Kaapo Kakko #24 of the Rangers celebrates his overtime goal...

Kaapo Kakko #24 of the Rangers celebrates his overtime goal against the Pittsburgh Penguins at Madison Square Garden on Tuesday, Nov. 12, 2019. Credit: Jim McIsaac

GREENBURGH, N.Y. – Goals will make anyone feel better. Ask Kaapo Kakko.

Life is good for the Rangers’ 18-year-old rookie these days.
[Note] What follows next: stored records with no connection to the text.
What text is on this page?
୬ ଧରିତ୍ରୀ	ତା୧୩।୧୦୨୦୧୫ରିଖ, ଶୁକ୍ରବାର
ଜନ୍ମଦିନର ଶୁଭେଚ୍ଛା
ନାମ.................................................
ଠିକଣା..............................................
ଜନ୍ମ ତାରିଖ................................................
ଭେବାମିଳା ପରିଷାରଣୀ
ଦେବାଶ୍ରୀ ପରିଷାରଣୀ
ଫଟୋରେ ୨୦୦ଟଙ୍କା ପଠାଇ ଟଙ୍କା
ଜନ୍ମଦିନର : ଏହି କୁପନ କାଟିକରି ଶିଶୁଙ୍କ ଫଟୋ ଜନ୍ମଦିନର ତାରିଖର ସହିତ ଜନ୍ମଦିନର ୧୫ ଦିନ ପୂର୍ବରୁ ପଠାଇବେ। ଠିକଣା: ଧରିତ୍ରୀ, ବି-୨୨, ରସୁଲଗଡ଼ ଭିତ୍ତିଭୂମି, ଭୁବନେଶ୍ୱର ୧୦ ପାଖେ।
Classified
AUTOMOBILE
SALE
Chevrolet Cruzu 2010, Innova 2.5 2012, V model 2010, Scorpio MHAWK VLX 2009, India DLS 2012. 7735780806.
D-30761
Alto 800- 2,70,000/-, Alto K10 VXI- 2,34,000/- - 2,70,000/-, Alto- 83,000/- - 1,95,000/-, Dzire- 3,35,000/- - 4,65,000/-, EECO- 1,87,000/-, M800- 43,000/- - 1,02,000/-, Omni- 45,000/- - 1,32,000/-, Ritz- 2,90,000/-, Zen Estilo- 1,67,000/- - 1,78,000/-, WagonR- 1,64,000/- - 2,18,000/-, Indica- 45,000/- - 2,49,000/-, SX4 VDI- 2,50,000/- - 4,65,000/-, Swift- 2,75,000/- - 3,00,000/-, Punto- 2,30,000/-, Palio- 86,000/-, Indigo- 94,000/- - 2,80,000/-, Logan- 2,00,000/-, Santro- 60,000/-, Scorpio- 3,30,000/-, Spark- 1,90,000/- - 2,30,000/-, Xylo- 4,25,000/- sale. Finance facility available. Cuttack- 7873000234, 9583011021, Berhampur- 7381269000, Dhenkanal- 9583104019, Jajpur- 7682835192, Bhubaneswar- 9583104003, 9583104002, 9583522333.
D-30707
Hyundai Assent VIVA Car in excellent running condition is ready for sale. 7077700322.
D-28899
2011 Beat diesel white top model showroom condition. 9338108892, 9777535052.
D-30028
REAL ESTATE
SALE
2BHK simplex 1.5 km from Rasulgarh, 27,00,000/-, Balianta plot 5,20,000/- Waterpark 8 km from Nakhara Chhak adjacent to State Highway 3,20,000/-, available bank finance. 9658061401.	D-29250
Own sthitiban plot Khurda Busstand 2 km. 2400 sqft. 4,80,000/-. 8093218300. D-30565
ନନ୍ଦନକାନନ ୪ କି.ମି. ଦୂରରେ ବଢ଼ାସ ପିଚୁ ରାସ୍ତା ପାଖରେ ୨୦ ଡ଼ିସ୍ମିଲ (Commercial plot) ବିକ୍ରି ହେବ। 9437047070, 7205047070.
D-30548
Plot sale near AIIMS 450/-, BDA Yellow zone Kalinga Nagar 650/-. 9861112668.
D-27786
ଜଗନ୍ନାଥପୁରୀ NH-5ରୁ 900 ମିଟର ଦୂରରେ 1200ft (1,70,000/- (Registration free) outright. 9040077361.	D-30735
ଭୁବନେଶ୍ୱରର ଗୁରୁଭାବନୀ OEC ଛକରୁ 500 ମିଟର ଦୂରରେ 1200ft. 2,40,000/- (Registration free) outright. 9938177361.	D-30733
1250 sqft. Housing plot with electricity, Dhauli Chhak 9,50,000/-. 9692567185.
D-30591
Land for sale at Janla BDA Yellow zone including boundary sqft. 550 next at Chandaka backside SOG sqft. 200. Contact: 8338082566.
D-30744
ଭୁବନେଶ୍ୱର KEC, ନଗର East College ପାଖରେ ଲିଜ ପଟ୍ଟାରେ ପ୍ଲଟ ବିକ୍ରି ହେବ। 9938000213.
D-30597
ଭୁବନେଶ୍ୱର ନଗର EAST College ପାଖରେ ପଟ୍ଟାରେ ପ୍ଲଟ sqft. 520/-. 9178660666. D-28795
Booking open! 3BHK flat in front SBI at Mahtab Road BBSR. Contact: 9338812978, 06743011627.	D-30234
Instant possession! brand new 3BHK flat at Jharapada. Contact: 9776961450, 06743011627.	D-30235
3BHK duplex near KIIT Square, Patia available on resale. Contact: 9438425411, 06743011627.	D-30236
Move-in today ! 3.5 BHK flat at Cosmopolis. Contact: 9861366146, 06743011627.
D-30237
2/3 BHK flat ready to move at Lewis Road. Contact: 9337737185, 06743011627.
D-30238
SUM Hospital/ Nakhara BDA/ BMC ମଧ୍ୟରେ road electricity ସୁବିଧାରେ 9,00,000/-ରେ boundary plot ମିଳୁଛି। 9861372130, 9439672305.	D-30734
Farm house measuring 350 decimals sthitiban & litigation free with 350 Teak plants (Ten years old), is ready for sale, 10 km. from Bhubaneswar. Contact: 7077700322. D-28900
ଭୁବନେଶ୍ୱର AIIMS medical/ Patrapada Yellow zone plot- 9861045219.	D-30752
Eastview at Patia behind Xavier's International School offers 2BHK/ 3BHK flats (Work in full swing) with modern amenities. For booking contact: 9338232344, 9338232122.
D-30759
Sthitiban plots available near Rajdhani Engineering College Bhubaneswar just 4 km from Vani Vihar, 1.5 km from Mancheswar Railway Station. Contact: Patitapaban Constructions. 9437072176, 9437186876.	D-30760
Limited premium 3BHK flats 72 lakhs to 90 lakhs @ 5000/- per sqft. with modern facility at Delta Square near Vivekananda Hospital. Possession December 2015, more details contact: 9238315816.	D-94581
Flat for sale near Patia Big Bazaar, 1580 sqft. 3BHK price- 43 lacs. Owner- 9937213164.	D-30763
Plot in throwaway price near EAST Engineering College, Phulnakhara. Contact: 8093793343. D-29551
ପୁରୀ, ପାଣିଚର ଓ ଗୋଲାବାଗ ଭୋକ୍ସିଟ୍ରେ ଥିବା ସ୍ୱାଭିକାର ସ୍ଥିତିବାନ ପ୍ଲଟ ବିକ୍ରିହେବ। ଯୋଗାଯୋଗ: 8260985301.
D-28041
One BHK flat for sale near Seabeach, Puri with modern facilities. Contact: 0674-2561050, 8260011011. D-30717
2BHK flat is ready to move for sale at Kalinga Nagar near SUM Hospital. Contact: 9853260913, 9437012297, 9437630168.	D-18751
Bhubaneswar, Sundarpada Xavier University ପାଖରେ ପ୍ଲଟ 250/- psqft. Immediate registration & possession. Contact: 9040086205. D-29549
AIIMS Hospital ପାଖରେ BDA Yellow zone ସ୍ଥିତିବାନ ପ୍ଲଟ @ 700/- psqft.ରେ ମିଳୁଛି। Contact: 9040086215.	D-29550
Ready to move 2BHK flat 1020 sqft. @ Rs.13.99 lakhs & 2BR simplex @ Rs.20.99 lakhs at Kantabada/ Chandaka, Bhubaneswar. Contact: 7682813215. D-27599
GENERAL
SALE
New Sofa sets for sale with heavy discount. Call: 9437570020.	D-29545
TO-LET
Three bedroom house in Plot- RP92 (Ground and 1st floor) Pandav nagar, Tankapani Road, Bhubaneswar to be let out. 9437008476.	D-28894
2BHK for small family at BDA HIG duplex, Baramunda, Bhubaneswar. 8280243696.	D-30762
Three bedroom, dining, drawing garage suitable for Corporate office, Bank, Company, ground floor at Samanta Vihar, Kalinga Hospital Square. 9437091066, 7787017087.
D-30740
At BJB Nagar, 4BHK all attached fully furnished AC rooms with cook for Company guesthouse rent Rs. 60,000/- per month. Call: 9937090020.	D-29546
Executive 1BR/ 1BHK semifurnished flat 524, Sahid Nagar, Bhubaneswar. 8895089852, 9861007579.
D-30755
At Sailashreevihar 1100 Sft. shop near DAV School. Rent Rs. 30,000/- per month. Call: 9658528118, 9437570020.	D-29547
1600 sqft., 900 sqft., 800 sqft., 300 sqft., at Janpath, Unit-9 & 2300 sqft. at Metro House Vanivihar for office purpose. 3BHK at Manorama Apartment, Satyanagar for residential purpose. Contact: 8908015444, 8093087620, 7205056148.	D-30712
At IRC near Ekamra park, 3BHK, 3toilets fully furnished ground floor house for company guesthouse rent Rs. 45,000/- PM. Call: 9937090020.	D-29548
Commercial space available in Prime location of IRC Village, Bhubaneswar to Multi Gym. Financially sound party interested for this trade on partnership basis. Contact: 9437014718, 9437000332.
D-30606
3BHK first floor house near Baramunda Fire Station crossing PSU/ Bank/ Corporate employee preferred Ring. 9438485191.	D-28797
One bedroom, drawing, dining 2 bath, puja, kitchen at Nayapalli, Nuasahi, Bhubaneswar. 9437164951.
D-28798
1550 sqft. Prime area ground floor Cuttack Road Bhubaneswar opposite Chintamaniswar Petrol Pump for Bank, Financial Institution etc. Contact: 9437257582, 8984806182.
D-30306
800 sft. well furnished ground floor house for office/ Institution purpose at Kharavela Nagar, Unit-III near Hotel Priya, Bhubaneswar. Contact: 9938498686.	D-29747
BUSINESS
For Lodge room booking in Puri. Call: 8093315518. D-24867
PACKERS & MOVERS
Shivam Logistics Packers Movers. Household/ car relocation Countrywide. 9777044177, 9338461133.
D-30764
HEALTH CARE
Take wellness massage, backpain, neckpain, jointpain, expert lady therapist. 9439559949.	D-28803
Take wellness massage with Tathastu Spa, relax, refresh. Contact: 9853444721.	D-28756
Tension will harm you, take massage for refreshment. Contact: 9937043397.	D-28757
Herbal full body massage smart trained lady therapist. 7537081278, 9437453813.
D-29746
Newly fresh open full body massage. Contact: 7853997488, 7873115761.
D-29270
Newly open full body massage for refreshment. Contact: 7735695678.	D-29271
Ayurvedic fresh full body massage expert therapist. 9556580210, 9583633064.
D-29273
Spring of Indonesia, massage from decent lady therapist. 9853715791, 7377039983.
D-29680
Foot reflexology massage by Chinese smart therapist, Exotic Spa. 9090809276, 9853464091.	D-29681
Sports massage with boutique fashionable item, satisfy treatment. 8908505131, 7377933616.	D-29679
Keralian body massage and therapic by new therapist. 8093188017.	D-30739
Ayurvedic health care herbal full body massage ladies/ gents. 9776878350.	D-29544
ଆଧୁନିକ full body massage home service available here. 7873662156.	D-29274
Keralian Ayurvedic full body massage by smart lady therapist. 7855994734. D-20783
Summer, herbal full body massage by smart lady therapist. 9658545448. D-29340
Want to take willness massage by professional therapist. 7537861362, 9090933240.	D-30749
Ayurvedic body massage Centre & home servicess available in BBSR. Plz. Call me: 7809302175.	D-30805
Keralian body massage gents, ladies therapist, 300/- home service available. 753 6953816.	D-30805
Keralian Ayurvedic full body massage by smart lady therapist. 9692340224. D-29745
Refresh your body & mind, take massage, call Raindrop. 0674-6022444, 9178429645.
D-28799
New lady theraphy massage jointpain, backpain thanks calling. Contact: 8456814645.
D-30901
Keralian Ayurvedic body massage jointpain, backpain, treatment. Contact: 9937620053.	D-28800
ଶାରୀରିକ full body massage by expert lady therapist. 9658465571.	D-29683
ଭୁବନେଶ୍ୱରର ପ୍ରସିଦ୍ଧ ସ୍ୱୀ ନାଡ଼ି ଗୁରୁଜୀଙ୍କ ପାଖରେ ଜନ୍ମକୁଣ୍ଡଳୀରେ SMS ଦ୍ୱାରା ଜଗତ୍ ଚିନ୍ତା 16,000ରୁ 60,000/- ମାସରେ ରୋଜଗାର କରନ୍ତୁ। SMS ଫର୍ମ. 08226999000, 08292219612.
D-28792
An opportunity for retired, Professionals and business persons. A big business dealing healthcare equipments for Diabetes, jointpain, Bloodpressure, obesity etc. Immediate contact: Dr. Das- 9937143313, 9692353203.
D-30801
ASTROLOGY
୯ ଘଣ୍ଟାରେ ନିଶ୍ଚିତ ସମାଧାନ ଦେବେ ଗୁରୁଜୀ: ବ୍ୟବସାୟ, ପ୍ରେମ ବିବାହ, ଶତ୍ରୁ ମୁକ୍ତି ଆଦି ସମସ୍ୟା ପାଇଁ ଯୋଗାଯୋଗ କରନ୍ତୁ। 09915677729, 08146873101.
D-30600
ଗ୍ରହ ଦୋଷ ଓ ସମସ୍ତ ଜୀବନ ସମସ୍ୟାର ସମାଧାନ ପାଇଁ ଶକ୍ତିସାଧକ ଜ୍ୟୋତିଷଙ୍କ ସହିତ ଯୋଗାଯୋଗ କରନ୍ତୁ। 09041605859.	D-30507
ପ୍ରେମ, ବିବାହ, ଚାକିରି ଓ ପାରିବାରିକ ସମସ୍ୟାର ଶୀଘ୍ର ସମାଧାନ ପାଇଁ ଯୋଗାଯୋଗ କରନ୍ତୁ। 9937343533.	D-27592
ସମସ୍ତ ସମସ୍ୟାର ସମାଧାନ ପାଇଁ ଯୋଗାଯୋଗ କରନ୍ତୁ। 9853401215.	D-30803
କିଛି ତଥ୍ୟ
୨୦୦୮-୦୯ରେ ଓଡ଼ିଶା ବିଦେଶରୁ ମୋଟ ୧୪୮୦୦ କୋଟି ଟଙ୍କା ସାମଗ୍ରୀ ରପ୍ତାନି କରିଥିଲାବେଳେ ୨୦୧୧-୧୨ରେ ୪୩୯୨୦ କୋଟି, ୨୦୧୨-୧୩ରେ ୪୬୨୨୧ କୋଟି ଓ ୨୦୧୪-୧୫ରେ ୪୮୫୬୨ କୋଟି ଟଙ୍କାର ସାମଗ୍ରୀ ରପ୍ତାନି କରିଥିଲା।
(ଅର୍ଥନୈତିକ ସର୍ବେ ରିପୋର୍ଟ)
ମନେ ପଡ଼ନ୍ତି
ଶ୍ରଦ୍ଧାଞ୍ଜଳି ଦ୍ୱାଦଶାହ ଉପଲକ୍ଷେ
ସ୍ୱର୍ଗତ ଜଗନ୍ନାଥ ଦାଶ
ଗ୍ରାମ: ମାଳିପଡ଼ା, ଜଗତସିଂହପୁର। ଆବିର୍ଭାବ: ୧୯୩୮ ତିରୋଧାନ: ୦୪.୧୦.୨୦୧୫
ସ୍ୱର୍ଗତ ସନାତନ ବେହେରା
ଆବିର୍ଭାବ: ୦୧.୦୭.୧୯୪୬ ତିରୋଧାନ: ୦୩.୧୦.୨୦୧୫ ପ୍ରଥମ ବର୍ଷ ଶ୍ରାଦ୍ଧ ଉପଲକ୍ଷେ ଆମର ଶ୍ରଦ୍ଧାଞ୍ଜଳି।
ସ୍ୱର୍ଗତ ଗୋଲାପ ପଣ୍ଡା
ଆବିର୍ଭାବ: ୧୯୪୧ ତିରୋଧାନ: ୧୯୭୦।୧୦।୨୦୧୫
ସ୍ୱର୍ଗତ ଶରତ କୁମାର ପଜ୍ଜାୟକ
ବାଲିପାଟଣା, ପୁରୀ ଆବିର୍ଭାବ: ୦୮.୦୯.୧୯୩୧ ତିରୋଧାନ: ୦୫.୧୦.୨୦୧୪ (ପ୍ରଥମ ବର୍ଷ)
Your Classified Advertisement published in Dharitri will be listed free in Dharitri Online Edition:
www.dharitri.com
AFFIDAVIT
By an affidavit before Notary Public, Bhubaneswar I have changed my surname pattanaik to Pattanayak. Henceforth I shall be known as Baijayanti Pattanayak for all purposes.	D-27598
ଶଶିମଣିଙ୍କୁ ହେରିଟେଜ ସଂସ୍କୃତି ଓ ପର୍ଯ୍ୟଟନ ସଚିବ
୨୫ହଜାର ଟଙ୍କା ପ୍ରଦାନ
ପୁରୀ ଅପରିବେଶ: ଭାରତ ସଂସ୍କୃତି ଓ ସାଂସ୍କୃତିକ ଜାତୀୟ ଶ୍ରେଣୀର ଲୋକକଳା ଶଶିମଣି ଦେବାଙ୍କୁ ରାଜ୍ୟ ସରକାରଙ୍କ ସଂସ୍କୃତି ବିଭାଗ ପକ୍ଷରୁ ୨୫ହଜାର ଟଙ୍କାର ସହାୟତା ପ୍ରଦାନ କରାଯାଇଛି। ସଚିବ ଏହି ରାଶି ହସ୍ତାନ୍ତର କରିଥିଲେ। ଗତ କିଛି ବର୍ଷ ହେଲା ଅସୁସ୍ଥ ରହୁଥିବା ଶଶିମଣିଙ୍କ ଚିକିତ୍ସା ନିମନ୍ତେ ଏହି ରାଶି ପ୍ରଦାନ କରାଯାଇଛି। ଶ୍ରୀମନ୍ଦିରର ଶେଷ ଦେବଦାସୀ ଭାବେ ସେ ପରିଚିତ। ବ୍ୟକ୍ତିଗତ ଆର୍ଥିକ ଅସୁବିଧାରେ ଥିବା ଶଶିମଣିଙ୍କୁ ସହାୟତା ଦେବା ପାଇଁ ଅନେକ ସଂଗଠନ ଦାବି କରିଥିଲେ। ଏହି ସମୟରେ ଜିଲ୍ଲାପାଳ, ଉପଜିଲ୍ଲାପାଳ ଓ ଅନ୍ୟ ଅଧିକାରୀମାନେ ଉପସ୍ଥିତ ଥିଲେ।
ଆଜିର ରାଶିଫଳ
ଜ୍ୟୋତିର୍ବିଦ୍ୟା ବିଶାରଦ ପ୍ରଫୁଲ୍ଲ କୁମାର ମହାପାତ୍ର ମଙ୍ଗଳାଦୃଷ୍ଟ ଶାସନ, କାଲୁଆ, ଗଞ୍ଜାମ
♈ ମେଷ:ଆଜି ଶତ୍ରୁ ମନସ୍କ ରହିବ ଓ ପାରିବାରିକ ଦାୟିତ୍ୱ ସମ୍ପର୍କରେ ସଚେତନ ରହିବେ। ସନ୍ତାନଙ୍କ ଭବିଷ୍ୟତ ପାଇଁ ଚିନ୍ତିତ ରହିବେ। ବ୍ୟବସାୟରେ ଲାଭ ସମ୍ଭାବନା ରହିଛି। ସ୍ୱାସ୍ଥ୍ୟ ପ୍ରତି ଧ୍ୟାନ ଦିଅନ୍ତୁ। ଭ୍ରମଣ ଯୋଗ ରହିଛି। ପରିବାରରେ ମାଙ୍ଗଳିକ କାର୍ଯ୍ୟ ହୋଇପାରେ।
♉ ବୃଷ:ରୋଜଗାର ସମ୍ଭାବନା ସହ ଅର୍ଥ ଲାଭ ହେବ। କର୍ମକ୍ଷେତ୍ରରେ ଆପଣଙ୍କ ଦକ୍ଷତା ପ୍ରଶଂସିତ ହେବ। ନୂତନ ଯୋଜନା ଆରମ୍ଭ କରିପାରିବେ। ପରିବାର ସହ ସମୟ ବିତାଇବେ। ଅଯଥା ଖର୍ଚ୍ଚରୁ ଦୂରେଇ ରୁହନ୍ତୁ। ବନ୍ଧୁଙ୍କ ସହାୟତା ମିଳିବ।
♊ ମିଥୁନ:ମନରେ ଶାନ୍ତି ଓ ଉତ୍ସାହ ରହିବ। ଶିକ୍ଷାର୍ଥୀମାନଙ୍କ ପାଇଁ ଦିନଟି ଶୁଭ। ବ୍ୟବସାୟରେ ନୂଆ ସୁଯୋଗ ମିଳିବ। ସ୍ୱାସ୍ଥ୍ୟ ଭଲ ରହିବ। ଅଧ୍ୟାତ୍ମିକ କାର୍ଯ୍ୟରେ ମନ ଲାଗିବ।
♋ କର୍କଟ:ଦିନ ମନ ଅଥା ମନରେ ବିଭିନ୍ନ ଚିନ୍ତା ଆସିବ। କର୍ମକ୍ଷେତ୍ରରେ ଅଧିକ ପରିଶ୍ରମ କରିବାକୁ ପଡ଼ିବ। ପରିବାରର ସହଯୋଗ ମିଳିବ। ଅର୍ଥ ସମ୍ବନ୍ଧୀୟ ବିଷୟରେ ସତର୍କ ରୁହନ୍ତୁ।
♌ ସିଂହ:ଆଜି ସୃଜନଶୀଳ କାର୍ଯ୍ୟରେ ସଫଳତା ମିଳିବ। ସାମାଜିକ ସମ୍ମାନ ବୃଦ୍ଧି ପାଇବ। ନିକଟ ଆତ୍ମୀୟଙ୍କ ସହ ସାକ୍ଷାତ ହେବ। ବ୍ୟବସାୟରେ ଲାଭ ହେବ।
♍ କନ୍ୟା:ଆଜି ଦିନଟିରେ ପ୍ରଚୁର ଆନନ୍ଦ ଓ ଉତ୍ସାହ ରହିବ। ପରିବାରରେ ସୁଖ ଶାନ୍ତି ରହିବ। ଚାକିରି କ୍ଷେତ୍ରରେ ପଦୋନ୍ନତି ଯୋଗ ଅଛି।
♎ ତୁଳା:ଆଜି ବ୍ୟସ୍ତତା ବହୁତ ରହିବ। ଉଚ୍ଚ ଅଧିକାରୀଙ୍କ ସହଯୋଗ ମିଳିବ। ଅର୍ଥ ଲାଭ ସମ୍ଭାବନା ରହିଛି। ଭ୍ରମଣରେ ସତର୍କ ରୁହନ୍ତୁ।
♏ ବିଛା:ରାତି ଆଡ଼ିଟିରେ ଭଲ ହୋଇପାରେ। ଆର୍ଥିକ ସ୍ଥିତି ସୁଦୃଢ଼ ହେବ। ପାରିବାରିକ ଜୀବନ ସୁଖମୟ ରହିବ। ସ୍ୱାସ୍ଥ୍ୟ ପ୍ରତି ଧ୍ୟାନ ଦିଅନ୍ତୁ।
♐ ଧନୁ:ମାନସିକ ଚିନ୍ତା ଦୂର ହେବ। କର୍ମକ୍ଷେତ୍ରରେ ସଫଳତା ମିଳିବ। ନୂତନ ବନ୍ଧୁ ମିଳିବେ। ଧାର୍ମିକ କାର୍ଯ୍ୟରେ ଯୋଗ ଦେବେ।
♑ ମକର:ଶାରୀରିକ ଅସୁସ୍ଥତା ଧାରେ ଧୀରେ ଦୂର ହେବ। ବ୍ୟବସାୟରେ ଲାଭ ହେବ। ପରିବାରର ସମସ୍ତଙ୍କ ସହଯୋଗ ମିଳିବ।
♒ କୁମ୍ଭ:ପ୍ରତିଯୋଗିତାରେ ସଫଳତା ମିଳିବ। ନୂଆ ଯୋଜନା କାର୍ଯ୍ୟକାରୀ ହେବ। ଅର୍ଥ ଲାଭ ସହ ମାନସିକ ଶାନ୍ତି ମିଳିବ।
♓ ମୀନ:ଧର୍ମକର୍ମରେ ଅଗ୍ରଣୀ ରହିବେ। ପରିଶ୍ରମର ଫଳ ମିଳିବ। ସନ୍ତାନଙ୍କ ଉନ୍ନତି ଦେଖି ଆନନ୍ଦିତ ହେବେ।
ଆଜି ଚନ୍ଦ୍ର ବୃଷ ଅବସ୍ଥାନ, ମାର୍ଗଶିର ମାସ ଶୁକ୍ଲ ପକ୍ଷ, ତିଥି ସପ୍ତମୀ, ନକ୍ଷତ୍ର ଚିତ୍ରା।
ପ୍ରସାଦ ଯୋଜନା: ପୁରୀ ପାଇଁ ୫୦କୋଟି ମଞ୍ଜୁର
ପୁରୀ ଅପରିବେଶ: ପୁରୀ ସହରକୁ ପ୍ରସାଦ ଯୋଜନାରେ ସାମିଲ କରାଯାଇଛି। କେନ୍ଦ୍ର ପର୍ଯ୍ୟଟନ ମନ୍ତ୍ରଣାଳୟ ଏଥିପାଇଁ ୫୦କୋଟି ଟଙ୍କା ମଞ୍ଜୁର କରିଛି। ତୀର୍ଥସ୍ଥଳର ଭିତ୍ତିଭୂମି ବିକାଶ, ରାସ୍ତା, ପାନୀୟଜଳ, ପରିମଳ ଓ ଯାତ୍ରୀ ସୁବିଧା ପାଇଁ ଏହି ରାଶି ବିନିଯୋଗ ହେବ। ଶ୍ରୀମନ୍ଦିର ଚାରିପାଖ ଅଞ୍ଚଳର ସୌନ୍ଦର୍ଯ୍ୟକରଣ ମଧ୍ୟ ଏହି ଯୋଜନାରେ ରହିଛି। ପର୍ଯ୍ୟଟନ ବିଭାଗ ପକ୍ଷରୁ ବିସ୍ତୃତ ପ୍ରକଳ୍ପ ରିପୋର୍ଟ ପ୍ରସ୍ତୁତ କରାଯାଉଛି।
Two goals – including the game-winner in overtime – Tuesday against the Pittsburgh Penguins; a goal in regulation and another in the shootout in the game before that, and five goals in the last six games overall had the Finnish sensation smiling after practice Wednesday.

“That first game against Tampa,’’ Kakko said when asked when it was that things turned so positive for him.

He was referring to the Oct. 29 game at the Garden, when he scored the Rangers’ first goal in a 4-1 win. The goal came on a power play, after coach David Quinn had moved him onto the first power play unit. That goal started his hot stretch.

“I think that was the first game when I played OK,’’ Kakko said. “But now, it’s getting better.’’

Everyone expected Kakko would be an instant hit, based on the success he had playing in Finland’s top professional league last season, and in international competition for Finland. Kakko scored 22 goals in 45 games for TPS – a record for an NHL draft-eligible player – and added four more in five playoff games. For Finland, he scored the winning goal in the gold medal game in the World Junior Championships, and scored six goals in 10 games in the World Championships, which Finland won.

He started slowly with the Rangers, though. Through the first nine games, he had just one goal. And it was clearly weighing on him. But that goal against Tampa got him going, and now, everything seems easy. Even speaking English.

“It’s getting better,’’ he said, with a smile, about his English. “I remember my first days here – it wasn’t that good.’’

He’s comfortable enough with the language now to try and poke fun at his teammates. Asked about speaking his native Finnish with goaltender Alexandar Georgiev, who is Russian, but played hockey in Finland and lives there in the offseason, Kakko smiled and said, “Georgie’s got a little bit of Finnish, but not much. Mika [Zibanejad] is better.’’

Four thousand miles away from his home in Turku, Finland, Kakko said he is feeling comfortable in his surroundings. He lives with a billet family near the Rangers’ practice rink, and he spends a lot of time away from the rink with fellow youngsters Libor Hajek, 21, and Filip Chytil, 20. His parents came over for the Rangers’ regular season opener, but now they are back home in Turku, watching his games on TV. He talks to them often, via FaceTime, mostly.

On the ice, Quinn said Kakko’s overall game is coming around, and he is doing the things the team needs him to do, beyond scoring.

But the scoring is what makes him happiest.

“Of course, I’m a forward,’’ he said. “I like to score goals.’’

Notes & quotes: Zibanejad, who has missed the last seven games with an upper body injury, has resumed skating on his own after shutting down for a few days late last week. Zibanejad did not travel with the team to Florida for games Thursday in Tampa against the Lightning and Saturday in Sunrise, against the Florida Panthers.